XGBoost is the most winning supervised machine learning approach in competitive modeling on structured datasets. This course will teach you the basics of XGBoost, including basic syntax, functions, and implementing the model in the real world.
At the core of applied machine learning is supervised machine learning. In this course, Machine Learning with XGBoost Using scikit-learn in Python, you will learn how to build supervised learning models using one of the most accurate algorithms in existence. First, you will discover what XGBoost is and why it’s revolutionized competitive modeling. Next, you will explore the importance of data wrangling and see how clean data affects XGBoost’s performance. Finally, you will learn how to build, train, and score XGBoost models for real-world performance. When you are finished with this course, you will have a foundational knowledge of XGBoost that will help you as you move forward to becoming a machine learning engineer.
Preparing Data for Gradient Boosting Hello, my name is Mike West, and welcome back to an Introduction to XGBoost Using Scikit-learn in Python. In this module, you'll learn how data is prepared for machine learning models. A model is only as good as the data passed into it. In machine learning, the process of massaging data into a modellable state is called data wrangling. In this module, you'll learn what data wrangling is, and why it's so important to the machine learning process. In this module, the AI hierarchy will be discussed. You'll learn about the two core types of models, the artificial neural network and traditional models. XGBoost is a traditional model. Data wrangling is the same process for traditional models, as well as it is for artificial neural networks. Machine learning is separated into two core types of learning. The first is supervised, and the second is unsupervised. This module will cover the difference between the two, and why most applied machine learning is supervised learning. In this module, you'll learn about the applied machine learning world versus the world of research or academia. Supervised learning is all about data, and real-world machine learning is all about cleaning data and modeling that cleansed dataset. The module will cover the array at a high level. Linear algebra is the mathematics of structured data, and the array is the core object that houses that data. You'll learn what an array is and how to navigate arrays using indexes. You'll also become familiar with data cleansing within the context of an array. Machine learning is very process oriented. Machine-learning engineers follow the same steps in order to build predictive models. This module will cover that process and explain the importance of data wrangling within the context of the machine learning process. Lastly, you'll wrangle the Titanic dataset and use XGBoost to create a highly accurate model against that cleansed dataset.
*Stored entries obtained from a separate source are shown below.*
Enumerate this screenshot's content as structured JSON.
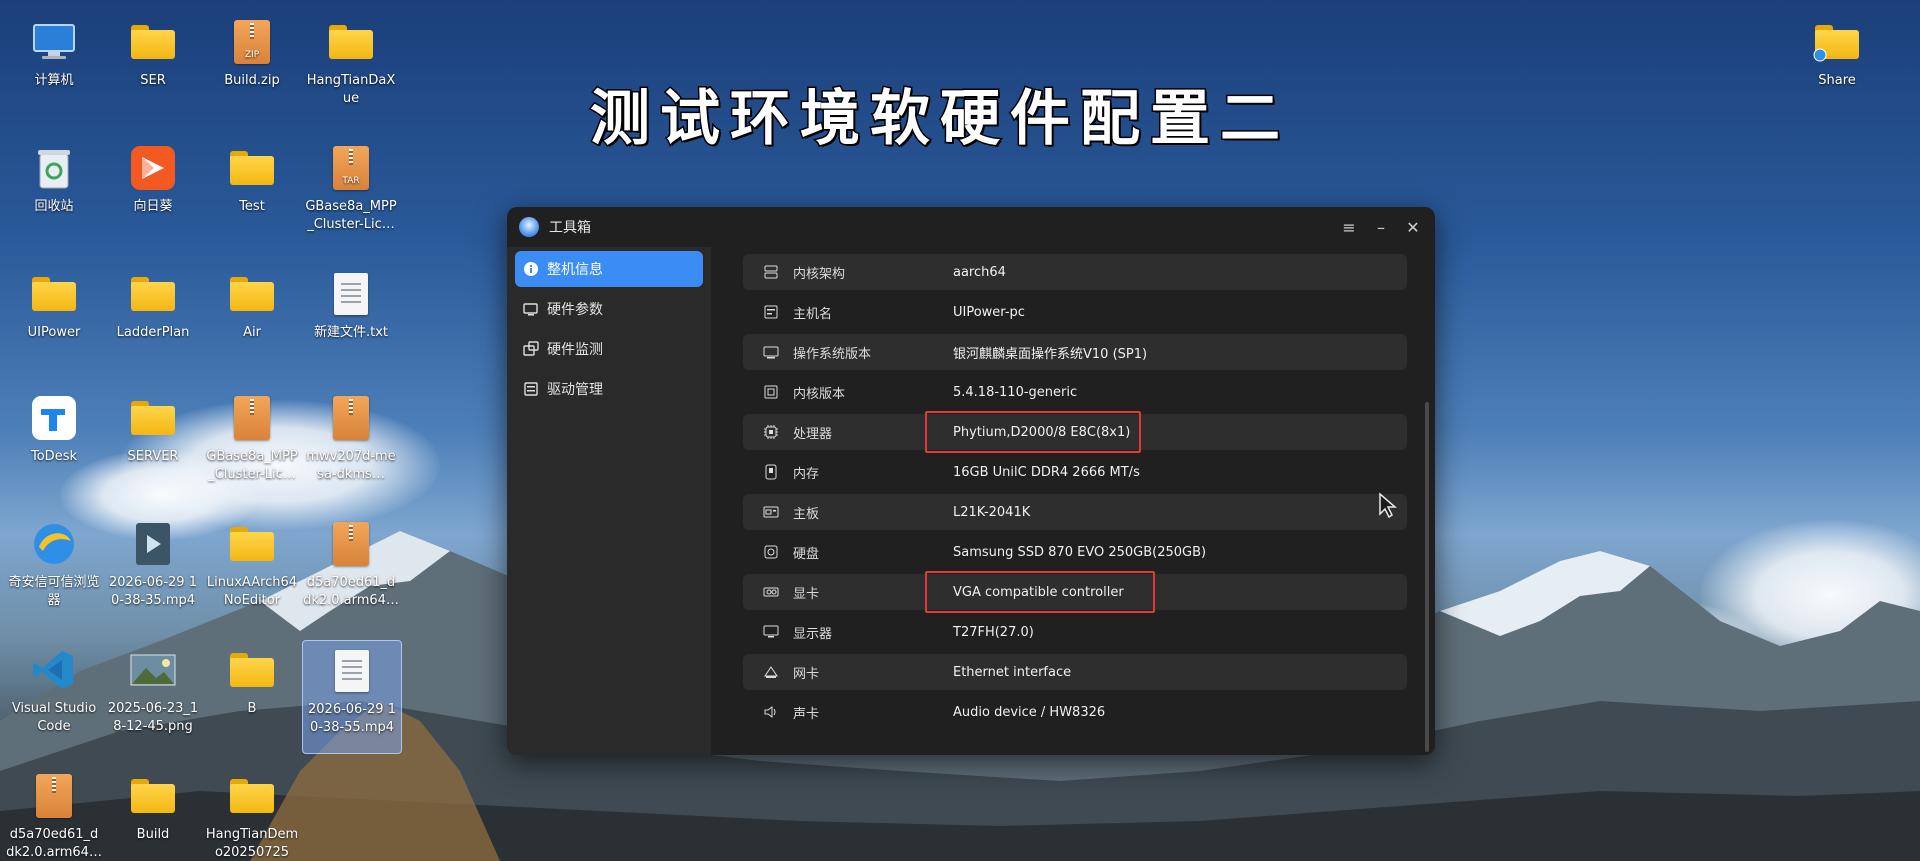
{
  "overlay_title": "测试环境软硬件配置二",
  "desktop_icons": [
    {
      "label": "计算机",
      "type": "computer"
    },
    {
      "label": "SER",
      "type": "folder"
    },
    {
      "label": "Build.zip",
      "type": "zip",
      "badge": "ZIP"
    },
    {
      "label": "HangTianDaXue",
      "type": "folder"
    },
    {
      "label": "回收站",
      "type": "trash"
    },
    {
      "label": "向日葵",
      "type": "sunlogin"
    },
    {
      "label": "Test",
      "type": "folder"
    },
    {
      "label": "GBase8a_MPP_Cluster-Lic…",
      "type": "zip",
      "badge": "TAR"
    },
    {
      "label": "UIPower",
      "type": "folder-home"
    },
    {
      "label": "LadderPlan",
      "type": "folder"
    },
    {
      "label": "Air",
      "type": "folder"
    },
    {
      "label": "新建文件.txt",
      "type": "doc"
    },
    {
      "label": "ToDesk",
      "type": "todesk"
    },
    {
      "label": "SERVER",
      "type": "folder"
    },
    {
      "label": "GBase8a_MPP_Cluster-Lic…",
      "type": "package"
    },
    {
      "label": "mwv207d-mesa-dkms…",
      "type": "package"
    },
    {
      "label": "奇安信可信浏览器",
      "type": "browser"
    },
    {
      "label": "2026-06-29 10-38-35.mp4",
      "type": "video"
    },
    {
      "label": "LinuxAArch64NoEditor",
      "type": "folder"
    },
    {
      "label": "d5a70ed61_ddk2.0.arm64…",
      "type": "package"
    },
    {
      "label": "Visual Studio Code",
      "type": "vscode"
    },
    {
      "label": "2025-06-23_18-12-45.png",
      "type": "image"
    },
    {
      "label": "B",
      "type": "folder"
    },
    {
      "label": "2026-06-29 10-38-55.mp4",
      "type": "doc"
    },
    {
      "label": "d5a70ed61_ddk2.0.arm64…",
      "type": "package"
    },
    {
      "label": "Build",
      "type": "folder"
    },
    {
      "label": "HangTianDemo20250725",
      "type": "folder"
    },
    {
      "label": "Share",
      "type": "folder-share"
    }
  ],
  "window": {
    "title": "工具箱",
    "controls": {
      "menu": "≡",
      "minimize": "–",
      "close": "✕"
    },
    "sidebar": [
      {
        "label": "整机信息",
        "icon": "info-icon",
        "active": true
      },
      {
        "label": "硬件参数",
        "icon": "monitor-icon",
        "active": false
      },
      {
        "label": "硬件监测",
        "icon": "monitor-check-icon",
        "active": false
      },
      {
        "label": "驱动管理",
        "icon": "driver-icon",
        "active": false
      }
    ],
    "rows": [
      {
        "label": "内核架构",
        "value": "aarch64",
        "icon": "architecture-icon"
      },
      {
        "label": "主机名",
        "value": "UIPower-pc",
        "icon": "hostname-icon"
      },
      {
        "label": "操作系统版本",
        "value": "银河麒麟桌面操作系统V10 (SP1)",
        "icon": "os-icon"
      },
      {
        "label": "内核版本",
        "value": "5.4.18-110-generic",
        "icon": "kernel-icon"
      },
      {
        "label": "处理器",
        "value": "Phytium,D2000/8 E8C(8x1)",
        "icon": "cpu-icon"
      },
      {
        "label": "内存",
        "value": "16GB UnilC DDR4 2666 MT/s",
        "icon": "memory-icon"
      },
      {
        "label": "主板",
        "value": "L21K-2041K",
        "icon": "motherboard-icon"
      },
      {
        "label": "硬盘",
        "value": "Samsung SSD 870 EVO 250GB(250GB)",
        "icon": "disk-icon"
      },
      {
        "label": "显卡",
        "value": "VGA compatible controller",
        "icon": "gpu-icon"
      },
      {
        "label": "显示器",
        "value": "T27FH(27.0)",
        "icon": "display-icon"
      },
      {
        "label": "网卡",
        "value": "Ethernet interface",
        "icon": "network-icon"
      },
      {
        "label": "声卡",
        "value": "Audio device / HW8326",
        "icon": "sound-icon"
      }
    ],
    "highlighted_rows": [
      "处理器",
      "显卡"
    ]
  },
  "colors": {
    "accent": "#3b8df5",
    "highlight": "#e53935",
    "window_bg": "#202020"
  }
}
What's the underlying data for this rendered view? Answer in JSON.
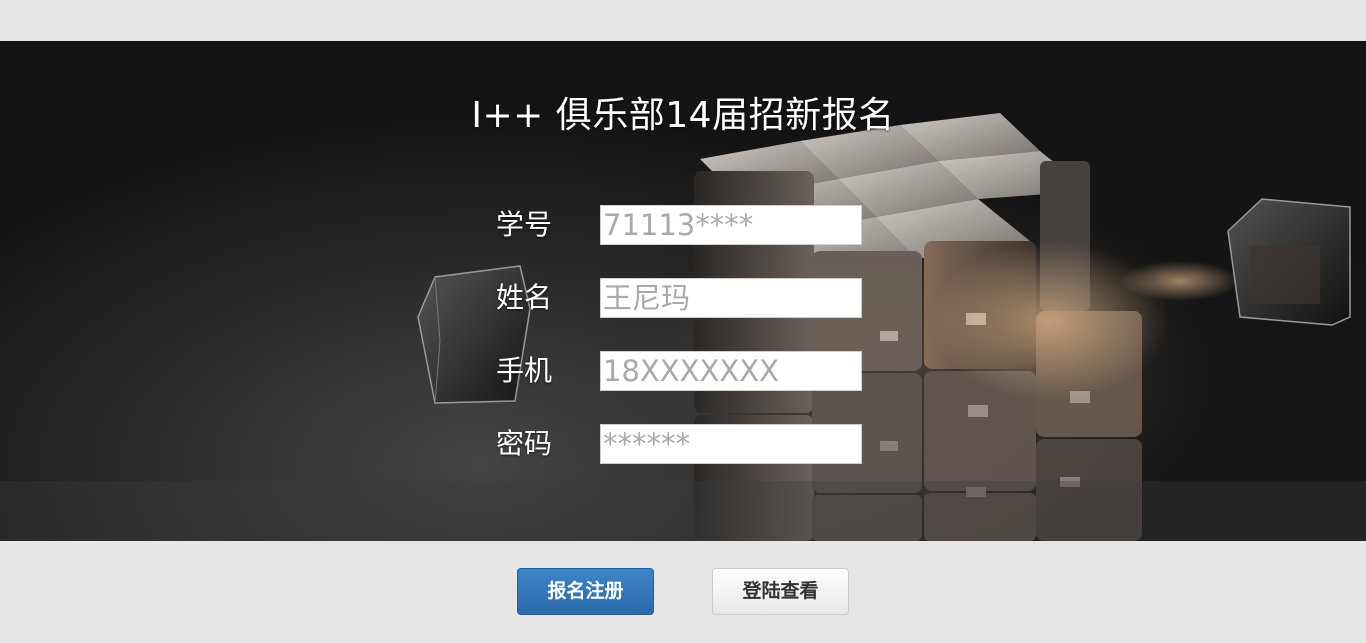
{
  "page": {
    "title": "I++ 俱乐部14届招新报名"
  },
  "form": {
    "student_id": {
      "label": "学号",
      "placeholder": "71113****"
    },
    "name": {
      "label": "姓名",
      "placeholder": "王尼玛"
    },
    "phone": {
      "label": "手机",
      "placeholder": "18XXXXXXX"
    },
    "password": {
      "label": "密码",
      "placeholder": "******"
    }
  },
  "actions": {
    "register_label": "报名注册",
    "login_label": "登陆查看"
  },
  "colors": {
    "primary_button": "#2f74b8",
    "page_background": "#e6e6e6",
    "hero_background": "#1a1a1a"
  }
}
Selecting Features in Gradient Boosting Hello, my name is Mike West, and welcome back to an Introduction to XGBoost Using Scikit-learn in Python. In this module, you'll learn about feature engineering. When your goal is to get the best possible results from a predictive model, you need to get the most you can from the data you have. Features are the numbers that are fed into the model. If you're working with structured data, think of a feature as a column in that array or table. There are three general classes of feature selection algorithms, filter methods, wrapper methods, and embedded methods. Each method will be defined in this module. You can use the wrong models, or one that is less optimal, and still get good results. Most models can pick up on good structured data. The flexibility of good features will allow you to use less complex models that are faster to run, easier to understand, and easier to maintain. One of the benefits of using gradient boosting is that after the boosted trees are constructed, you can retrieve the important scores for each attribute. XGBoost is a gradient boosting model. Generally, importance provides a score that indicates how useful or valuable each feature was in the construction of the boosted decision tree within that model. This module will also cover feature construction. This technique is the one that most people are referring to when they talk about feature engineering. This is the process of manually constructing new attributes from raw data. It involves intelligently combining or splitting existing raw features into one which will have a higher predictive power. Finally, we'll use feature selection and feature engineering in various demonstrations. All the demonstrations will use XGBoost.